Jak doszło do ujawnienia sprawy?
Na początku lipca rodzice przywieźli 12-letnią córkę do szpitala z powodu silnych bólów brzucha. Na miejscu okazało się, że dziewczynka znajduje się w zaawansowanej ciąży i lada moment rodzi. Według relacji z mediów, sama zainteresowana nie była do końca świadoma swojego stanu. Poród odbył się bez komplikacji, a noworodek był w dobrym stanie.
Reakcja społeczeństwa i instytucji
Rodzina dziewczynki była postrzegana w lokalnej społeczności jako wzorowa. Ani nauczyciele, ani sąsiedzi nie podejrzewali, co się dzieje. – „Zauważyliśmy, że przytyła, ale to nic niezwykłego u dziewcząt w tym wieku” – podkreślali mieszkańcy miasta. Stosowanie luźnych ubrań i brak wyraźnych objawów ciąży utrudniły rozpoznanie sytuacji.
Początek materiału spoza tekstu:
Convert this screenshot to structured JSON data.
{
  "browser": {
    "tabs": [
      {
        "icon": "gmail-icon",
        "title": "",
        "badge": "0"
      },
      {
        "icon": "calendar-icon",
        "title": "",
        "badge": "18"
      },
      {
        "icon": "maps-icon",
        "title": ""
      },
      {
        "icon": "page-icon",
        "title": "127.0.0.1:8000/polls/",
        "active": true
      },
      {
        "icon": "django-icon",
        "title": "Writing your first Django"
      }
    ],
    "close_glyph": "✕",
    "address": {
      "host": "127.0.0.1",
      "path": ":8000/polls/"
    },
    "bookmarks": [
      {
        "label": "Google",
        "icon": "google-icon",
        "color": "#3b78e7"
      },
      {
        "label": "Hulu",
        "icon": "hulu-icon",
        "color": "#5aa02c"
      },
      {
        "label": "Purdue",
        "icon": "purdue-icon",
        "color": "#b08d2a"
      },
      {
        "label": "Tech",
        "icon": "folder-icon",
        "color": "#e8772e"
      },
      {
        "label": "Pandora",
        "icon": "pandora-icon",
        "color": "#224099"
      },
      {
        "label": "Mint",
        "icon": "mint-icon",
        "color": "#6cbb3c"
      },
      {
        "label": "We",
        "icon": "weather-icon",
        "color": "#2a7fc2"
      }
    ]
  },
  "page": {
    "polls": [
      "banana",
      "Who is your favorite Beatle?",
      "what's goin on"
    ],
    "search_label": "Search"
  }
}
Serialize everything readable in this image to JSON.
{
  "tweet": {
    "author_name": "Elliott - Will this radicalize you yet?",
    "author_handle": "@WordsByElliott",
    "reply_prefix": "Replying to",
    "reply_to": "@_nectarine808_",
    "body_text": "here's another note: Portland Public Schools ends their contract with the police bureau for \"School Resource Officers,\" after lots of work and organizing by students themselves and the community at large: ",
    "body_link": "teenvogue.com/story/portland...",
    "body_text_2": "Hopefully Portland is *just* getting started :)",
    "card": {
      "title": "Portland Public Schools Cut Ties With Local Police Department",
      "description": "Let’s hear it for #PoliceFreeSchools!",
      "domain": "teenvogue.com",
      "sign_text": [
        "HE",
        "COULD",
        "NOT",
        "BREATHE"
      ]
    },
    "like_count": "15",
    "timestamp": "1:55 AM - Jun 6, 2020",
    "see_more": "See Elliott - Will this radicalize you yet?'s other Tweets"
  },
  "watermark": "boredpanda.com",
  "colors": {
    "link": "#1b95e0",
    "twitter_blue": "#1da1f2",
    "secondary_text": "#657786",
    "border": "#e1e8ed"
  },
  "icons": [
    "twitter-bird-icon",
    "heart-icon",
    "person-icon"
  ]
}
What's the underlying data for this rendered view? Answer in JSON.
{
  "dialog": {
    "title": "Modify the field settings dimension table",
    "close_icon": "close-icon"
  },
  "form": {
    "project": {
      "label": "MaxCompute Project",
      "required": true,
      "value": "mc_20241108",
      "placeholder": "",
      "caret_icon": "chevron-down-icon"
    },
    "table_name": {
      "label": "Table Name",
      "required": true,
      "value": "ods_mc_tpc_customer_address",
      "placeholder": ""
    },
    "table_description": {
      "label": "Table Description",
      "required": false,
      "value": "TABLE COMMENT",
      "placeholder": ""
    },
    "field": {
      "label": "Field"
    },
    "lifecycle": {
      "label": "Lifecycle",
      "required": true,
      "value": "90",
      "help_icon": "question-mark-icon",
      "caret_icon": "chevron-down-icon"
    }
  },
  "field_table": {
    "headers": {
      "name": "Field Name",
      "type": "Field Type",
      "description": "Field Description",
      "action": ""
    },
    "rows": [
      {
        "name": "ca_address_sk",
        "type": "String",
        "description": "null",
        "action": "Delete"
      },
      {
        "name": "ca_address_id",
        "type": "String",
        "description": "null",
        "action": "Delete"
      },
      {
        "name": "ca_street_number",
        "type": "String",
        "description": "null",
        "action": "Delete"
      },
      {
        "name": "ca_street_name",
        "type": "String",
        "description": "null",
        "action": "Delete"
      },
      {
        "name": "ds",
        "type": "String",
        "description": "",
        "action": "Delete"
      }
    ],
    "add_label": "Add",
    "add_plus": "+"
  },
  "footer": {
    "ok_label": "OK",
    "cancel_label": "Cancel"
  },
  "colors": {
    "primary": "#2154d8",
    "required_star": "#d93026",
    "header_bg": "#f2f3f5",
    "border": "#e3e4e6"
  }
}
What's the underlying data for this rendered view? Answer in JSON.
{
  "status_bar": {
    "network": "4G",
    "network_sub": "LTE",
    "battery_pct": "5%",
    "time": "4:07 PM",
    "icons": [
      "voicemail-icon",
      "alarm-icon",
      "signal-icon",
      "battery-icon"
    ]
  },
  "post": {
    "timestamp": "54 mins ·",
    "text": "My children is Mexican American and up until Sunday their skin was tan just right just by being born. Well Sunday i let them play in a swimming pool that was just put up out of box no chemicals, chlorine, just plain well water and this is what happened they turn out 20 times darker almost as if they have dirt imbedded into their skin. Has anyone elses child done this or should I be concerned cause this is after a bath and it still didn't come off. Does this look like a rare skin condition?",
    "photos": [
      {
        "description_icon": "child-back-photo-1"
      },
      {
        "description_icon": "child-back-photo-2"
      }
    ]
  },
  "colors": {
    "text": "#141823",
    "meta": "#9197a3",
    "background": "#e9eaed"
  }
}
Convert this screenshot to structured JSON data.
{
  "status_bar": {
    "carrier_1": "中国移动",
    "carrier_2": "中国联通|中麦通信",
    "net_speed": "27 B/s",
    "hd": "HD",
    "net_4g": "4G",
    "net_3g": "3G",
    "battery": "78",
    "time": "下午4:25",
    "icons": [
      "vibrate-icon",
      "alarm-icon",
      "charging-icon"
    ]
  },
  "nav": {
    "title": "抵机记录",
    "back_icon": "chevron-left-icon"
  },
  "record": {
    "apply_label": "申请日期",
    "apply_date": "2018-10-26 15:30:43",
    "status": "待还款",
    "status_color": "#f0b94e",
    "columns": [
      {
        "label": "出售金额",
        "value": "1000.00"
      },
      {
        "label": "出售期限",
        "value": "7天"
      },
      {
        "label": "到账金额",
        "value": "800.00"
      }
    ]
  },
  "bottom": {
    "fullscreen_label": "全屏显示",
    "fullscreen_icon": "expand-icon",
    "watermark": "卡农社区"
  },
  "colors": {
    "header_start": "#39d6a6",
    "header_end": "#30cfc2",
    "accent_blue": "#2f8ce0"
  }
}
Po ujawnieniu sprawy szpital i policja poinformowali o rozpoczęciu śledztwa. Policja, ośrodki pomocy społecznej oraz specjaliści zapewnili wsparcie psychologiczne rodzinie. Ojcem dziecka urodzonego przez 12-letnią dziewczynkę w szpitalu w Karlowych Warach jest jej 16-letni brat. Dziewczynka sama wskazała brata jako ojca podczas rozmowy z psychologiem. DNA dziecka ma potwierdzić tożsamość ojca, co może skutkować postępowaniem karnym wobec 16-latka.
Skutki prawne i społeczne
Oprócz aspektów rodzinnych i psychologicznych, sprawa ma poważne konsekwencje prawne. W Czechach, podobnie jak w Polsce, stosunki kazirodcze i przymus są ścigane przez prawo. Rodzina oświadczyła, że nie zamierza wychowywać dziecka, lecz obecnie nie wiadomo, czy zmieni swoją decyzję.